The focus of the project COUPLED was to have a better understanding of the distinct directional dependent response of problematic clayey soils, which results from a preferential arrangement of their soil particles in a given direction (anisotropic fabric). To achieve this goal, the formulation and subsequent validation of a coupled anisotropic constitutive model for soils was developed.
Due to the one-dimensional loading conditions applied to the soil during the compaction process, it is typical in compacted soils to exhibit an anisotropic fabric. Furthermore, the compaction process is carried out under unsaturated conditions, which means that compacted soils are typically unsaturated. Very often, civil engineers use compacted soils for the construction of embankments for rails, roads and flood defences. When the soil of such embankments is subjected to rainfall, it progressively saturates, eventually becoming fully saturated. Subsequently, when the embankment is subjected to dryer conditions, evaporation of the pore water may occur, which restores the initial partially saturated condition of the soil.

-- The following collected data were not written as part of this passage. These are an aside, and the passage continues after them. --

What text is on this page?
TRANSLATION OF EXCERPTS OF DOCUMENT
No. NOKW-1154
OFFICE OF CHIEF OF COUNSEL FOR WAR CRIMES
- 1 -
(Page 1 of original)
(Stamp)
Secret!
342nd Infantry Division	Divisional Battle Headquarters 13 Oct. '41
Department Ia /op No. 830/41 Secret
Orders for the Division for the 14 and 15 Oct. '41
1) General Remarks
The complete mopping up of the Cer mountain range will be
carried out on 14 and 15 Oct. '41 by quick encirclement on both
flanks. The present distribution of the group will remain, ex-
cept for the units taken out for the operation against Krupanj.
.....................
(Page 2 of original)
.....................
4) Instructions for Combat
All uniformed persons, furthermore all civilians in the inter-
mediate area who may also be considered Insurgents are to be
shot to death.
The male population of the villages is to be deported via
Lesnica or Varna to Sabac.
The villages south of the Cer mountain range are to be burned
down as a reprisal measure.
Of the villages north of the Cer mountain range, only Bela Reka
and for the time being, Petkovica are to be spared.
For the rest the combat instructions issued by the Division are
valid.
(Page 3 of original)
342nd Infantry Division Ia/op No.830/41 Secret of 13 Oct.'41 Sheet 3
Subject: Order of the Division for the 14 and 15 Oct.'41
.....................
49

A good understanding of how these alternations between saturated and unsaturated conditions of the soil occur as a consequence of seasonal variations is key to the safety of the geotechnical design. This is because both the mechanics and the hydraulics of the embankment are controlled by how water is stored within the pores of the embankment. Such understanding of the processes of saturation and desaturation of the in-situ soil is even more relevant today as climate change is manifesting itself year after year in the form of extreme weather events.
Surprisingly, even though compaction is a broadly used method in civil engineering to improve the mechanical properties of the in-situ soil, very few models for unsaturated soils (if any) account for fabric anisotropy. Therefore, the development of a constitutive model able to handle anisotropic behaviour under partially and fully saturated conditions becomes very relevant for a proper safety assessment of any geotechnical design involving anisotropic soils. Modelling realistically soil behaviour by means of advanced constitutive models is important not only for gaining engineering knowledge on soil’s response, but also because it provides a numerical tool from where soil responses under various loading or environmental conditions can be quantified in a consistent manner. In addition, application of such engineering knowledge to geotechnical design reduces the very large uncertainties commonly faced by geotechnical engineers, contributing to the overall safety of the infrastructure.
The overall objective of COUPLED was to give insight, by means of a novel anisotropic constitutive model, on the mechanical behaviour of soils exhibiting an anisotropic fabric (including fully and partially saturated conditions). The core of the new model is the Glasgow Coupled Model (GCM), an existing fully coupled elasto-plastic constitutive model for saturated and unsaturated soils. To account for anisotropic responses, the GCM is combined with the S-CLAY1, an existing critical state elasto-plastic model for saturated anisotropic soils. The newly proposed model has been named the Anisotropic Glasgow Coupled Model (A-GCM) and its abilities to handle anisotropic behaviour under partially and fully saturated conditions is demonstrated in COUPLED by comparing model simulations against high quality experimental data.